Most people know about the gift tax annual exclusion.  For 2013, it is $14,000.  It means that you (donor) can give $14,000 to anyone person (donee) in the year 2013.  The donee can be anyone.

Using the gift tax annual exclusion, if you are married and your spouse consents, you and your spouse can give a gift of $28,000 ($14,000 from each of you) to any one person.  Which means that if you make gifts to your child, and your child is married, you and your spouse can give to your child and your child’s spouse $56,000 this year!  Even better, you and your spouse can make a gift of $56,000 before year end and make another gift of $56,000 at the beginning of the next year for a total of $112,000 being gifted to your child and your child’s spouse.

What is the gift tax annual exclusion an exclusion from?

  • Gift tax. Any gifts qualifying for the gift tax annual exclusion are not subject to gift tax.
  • Requirement to file gift tax return. If all gifts made during the year qualify for the gift tax annual exclusion, you, as the donor, are not required to file a gift tax return.
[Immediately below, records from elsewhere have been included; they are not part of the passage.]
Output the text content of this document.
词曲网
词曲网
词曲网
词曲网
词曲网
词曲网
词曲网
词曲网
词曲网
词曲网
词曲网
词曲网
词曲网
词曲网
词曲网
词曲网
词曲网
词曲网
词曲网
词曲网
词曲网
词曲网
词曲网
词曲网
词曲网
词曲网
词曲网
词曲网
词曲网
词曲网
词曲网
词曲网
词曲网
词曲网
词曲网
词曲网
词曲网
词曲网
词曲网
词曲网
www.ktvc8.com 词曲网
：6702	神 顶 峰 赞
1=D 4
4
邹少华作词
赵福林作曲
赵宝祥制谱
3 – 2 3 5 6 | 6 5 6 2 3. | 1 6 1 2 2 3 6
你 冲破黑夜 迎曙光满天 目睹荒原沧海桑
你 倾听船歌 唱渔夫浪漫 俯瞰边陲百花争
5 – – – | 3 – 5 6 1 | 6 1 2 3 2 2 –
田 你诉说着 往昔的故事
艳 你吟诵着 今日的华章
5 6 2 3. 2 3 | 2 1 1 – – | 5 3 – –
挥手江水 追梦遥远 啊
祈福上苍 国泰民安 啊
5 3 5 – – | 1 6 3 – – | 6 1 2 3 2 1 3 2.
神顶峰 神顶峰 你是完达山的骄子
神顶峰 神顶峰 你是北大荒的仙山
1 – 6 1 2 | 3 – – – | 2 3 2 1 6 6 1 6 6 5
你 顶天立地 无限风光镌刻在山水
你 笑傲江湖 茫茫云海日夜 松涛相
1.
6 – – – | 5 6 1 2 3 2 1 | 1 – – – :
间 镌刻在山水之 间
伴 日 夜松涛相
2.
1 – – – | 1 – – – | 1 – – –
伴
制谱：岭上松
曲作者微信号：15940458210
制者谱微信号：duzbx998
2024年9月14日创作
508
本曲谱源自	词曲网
If I give more than the exclusion amount, won’t I have to pay gift tax?

This is the biggest misconception that we run into.  Almost everyone that comes to our office believes that if they give more than the exclusion amount, they will have to pay gift tax on the excess.  That is not true.
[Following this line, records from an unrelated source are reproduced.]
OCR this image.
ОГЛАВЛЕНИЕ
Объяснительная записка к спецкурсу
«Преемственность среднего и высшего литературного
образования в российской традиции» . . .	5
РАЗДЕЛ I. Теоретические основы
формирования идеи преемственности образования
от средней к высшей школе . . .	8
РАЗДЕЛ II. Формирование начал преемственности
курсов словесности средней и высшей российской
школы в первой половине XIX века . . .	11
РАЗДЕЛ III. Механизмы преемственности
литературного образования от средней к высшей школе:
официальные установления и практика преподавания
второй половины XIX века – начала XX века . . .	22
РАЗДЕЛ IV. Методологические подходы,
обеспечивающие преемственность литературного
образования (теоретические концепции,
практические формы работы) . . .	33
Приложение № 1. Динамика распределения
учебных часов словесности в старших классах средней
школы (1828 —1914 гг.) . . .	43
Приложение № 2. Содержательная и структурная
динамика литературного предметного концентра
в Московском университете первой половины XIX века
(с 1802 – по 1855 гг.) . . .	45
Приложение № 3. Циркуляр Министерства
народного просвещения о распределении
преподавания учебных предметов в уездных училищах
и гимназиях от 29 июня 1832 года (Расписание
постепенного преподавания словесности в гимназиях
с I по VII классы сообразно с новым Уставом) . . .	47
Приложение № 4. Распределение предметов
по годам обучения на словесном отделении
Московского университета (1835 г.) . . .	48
You do have to file a gift tax return.  Then once you have made gifts in excess of $5 million (this amount is adjusted for inflation so for 2013 it is actually $5.25 million), your gifts will be subject to gift tax.  I don’t know about you, but I have not made gifts of that magnitude!
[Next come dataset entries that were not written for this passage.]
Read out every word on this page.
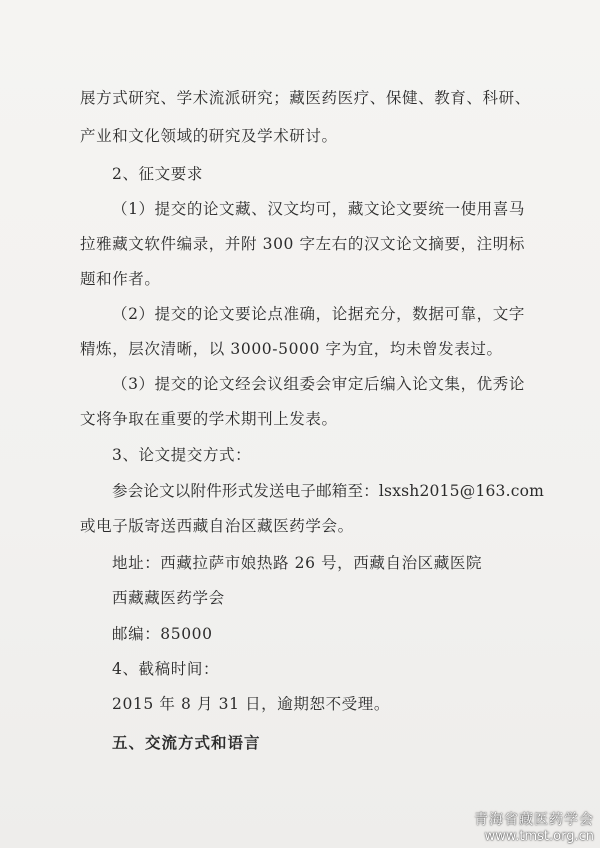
展方式研究、学术流派研究；藏医药医疗、保健、教育、科研、
产业和文化领域的研究及学术研讨。
2、征文要求
（1）提交的论文藏、汉文均可，藏文论文要统一使用喜马
拉雅藏文软件编录，并附 300 字左右的汉文论文摘要，注明标
题和作者。
（2）提交的论文要论点准确，论据充分，数据可靠，文字
精炼，层次清晰，以 3000-5000 字为宜，均未曾发表过。
（3）提交的论文经会议组委会审定后编入论文集，优秀论
文将争取在重要的学术期刊上发表。
3、论文提交方式：
参会论文以附件形式发送电子邮箱至：lsxsh2015@163.com
或电子版寄送西藏自治区藏医药学会。
地址：西藏拉萨市娘热路 26 号，西藏自治区藏医院
西藏藏医药学会
邮编：85000
4、截稿时间：
2015 年 8 月 31 日，逾期恕不受理。
五、交流方式和语言
青海省藏医药学会
www.tmst.org.cn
Also, gifts that don’t qualify for the gift tax annual exclusion are counted against the $5.25 million (for 2013) in cumulative lifetime and post-mortem taxable transfers exempt from the gift tax and the estate tax.

What is the gift tax annual exclusion not an exclusion from?

The gift tax annual exclusion only excludes the gifts as stated above.  It does not exclude the gifts from anything else.  For example, for Medicaid (Title 19) purposes, a question on the application is whether there have been gifts (transfers without consideration) within the last 5 years.  This is referred to as the 5-year look back rule.  Just because a gift is excluded for gift tax purposes does not mean it is excluded from being counted as a transfer within the last 5 years.  It will be counted.

Gift taxes are more complicated than people think.  Get help if you need it!